3. Assurer la protection des défenseur⸱ses des droits humains — y compris les membres de la société civile, les observateurs, les journalistes, les étudiants, les avocats, les associations du barreau, les leaders syndicaux — en garantissant qu’ils puissent mener à bien leur travail légitime de manière indépendante et en toute sécurité, sans crainte de violence, de menaces, de harcèlement ou de détention arbitraire. Il est essentiel de garantir leur sécurité et leur indépendance pour que la justice et l’obligation de rendre des comptes soient respectées.
4. Le recours généralisé et excessif à la force contre les manifestants, le traitement de centaines de détenus et le ciblage des défenseur⸱ses des droits humains témoignent du mépris de la Turquie pour le droit international relatif aux droits humains, notamment la Convention des Nations unies contre la torture et autres peines ou traitements cruels, inhumains ou dégradants. Nous demandons instamment à la communauté internationale de suivre de près cette escalade des abus et de prendre des mesures décisives pour que les autorités turques soient tenues responsables de leurs violations.
Signataires :
- ARTICLE 19
- Asociación Unidad de Defensa Jurídica, Registro y Memoria para Nicaragua (AUDJUDRNIC)
- CIVICUS: World Alliance for Citizen Participation
- EuroMed Rights
- Front Line Defenders
- Gulf Centre for Human Rights (GCHR)
- ILGA-Europe
- United Against Torture Consortium (UATC), through its following members:
- The International Rehabilitation Council for Torture Victims (IRCT)

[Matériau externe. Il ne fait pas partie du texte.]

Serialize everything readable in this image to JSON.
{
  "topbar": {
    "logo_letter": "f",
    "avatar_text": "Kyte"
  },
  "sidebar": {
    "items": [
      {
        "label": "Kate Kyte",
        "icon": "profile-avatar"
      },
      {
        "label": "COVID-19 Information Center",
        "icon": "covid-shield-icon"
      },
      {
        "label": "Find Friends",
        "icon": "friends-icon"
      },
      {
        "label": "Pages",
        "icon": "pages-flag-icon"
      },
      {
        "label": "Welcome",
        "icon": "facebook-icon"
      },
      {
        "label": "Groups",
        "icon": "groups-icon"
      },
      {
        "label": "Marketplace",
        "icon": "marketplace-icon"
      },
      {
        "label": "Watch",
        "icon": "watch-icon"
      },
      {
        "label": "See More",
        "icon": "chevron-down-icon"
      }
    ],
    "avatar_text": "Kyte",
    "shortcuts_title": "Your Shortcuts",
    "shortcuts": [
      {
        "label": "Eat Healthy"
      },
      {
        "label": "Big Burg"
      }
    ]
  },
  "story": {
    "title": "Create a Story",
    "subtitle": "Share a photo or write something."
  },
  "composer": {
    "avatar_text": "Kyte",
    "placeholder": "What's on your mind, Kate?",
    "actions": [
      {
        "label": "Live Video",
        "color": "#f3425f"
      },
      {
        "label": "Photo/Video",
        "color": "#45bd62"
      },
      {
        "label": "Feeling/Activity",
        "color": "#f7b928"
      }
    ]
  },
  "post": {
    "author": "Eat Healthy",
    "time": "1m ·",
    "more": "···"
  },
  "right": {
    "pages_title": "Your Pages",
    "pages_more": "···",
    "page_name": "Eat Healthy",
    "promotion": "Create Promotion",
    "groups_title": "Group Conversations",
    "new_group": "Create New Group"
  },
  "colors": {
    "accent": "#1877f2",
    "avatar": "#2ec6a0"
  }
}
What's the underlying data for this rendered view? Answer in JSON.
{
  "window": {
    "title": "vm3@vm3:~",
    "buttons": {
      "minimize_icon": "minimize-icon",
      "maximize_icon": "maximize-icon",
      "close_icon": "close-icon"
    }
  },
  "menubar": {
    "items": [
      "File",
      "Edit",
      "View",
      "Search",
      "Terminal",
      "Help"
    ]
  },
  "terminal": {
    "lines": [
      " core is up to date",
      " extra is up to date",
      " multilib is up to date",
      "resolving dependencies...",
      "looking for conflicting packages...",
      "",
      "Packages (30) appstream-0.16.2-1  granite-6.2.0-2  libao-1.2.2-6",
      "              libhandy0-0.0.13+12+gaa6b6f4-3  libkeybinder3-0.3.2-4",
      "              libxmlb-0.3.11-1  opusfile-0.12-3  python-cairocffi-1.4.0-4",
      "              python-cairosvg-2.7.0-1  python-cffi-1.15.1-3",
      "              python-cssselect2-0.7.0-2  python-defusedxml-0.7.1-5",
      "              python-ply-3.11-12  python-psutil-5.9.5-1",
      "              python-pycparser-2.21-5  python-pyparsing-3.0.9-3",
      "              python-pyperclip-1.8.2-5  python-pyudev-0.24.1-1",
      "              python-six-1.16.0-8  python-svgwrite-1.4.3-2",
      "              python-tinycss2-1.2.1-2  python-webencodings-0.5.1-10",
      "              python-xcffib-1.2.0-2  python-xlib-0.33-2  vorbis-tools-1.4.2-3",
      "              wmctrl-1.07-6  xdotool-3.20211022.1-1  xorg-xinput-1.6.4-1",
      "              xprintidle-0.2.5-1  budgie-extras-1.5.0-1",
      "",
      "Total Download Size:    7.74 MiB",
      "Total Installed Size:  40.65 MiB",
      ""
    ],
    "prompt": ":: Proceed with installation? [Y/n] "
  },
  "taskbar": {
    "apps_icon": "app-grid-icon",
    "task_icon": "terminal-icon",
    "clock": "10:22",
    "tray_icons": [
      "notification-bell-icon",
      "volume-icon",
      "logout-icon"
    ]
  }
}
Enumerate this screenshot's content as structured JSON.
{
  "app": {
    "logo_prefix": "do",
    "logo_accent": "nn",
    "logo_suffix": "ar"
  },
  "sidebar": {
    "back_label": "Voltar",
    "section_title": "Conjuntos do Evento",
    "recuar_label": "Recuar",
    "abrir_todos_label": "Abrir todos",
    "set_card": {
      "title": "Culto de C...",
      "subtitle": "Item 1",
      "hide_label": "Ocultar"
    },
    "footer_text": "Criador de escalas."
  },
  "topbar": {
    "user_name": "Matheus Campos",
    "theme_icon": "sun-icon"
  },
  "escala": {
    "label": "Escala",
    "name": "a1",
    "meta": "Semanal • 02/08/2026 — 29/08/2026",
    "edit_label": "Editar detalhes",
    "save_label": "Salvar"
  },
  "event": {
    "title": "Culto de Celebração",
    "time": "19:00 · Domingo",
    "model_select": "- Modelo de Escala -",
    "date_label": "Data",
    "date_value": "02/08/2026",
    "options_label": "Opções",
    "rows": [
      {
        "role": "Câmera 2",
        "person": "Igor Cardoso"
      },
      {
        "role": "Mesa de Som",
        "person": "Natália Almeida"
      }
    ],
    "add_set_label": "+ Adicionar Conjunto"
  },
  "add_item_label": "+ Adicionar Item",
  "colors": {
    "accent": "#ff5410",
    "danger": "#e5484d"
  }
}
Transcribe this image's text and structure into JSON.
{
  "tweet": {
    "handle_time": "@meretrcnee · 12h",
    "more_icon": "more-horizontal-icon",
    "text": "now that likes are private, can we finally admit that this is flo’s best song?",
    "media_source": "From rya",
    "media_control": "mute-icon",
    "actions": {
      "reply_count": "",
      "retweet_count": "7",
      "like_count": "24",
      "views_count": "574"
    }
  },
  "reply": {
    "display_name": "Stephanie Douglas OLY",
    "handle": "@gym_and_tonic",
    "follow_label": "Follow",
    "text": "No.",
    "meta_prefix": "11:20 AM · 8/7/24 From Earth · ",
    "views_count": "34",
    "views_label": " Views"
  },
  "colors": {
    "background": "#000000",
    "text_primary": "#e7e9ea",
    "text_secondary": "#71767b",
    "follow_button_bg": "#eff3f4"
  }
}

- Omega Research Foundation
- Redress
- And the World Organisation Against Torture (OMCT)
- Unidad de Protección a Defensoras y Defensores de Derechos Humanos - Guatemala (UDEFEGUA)
- Within the framework of the Observatory for the Protection of Human Rights Defenders:
- International Federation for Human Rights (FIDH)
- World Organisation Against Torture (OMCT)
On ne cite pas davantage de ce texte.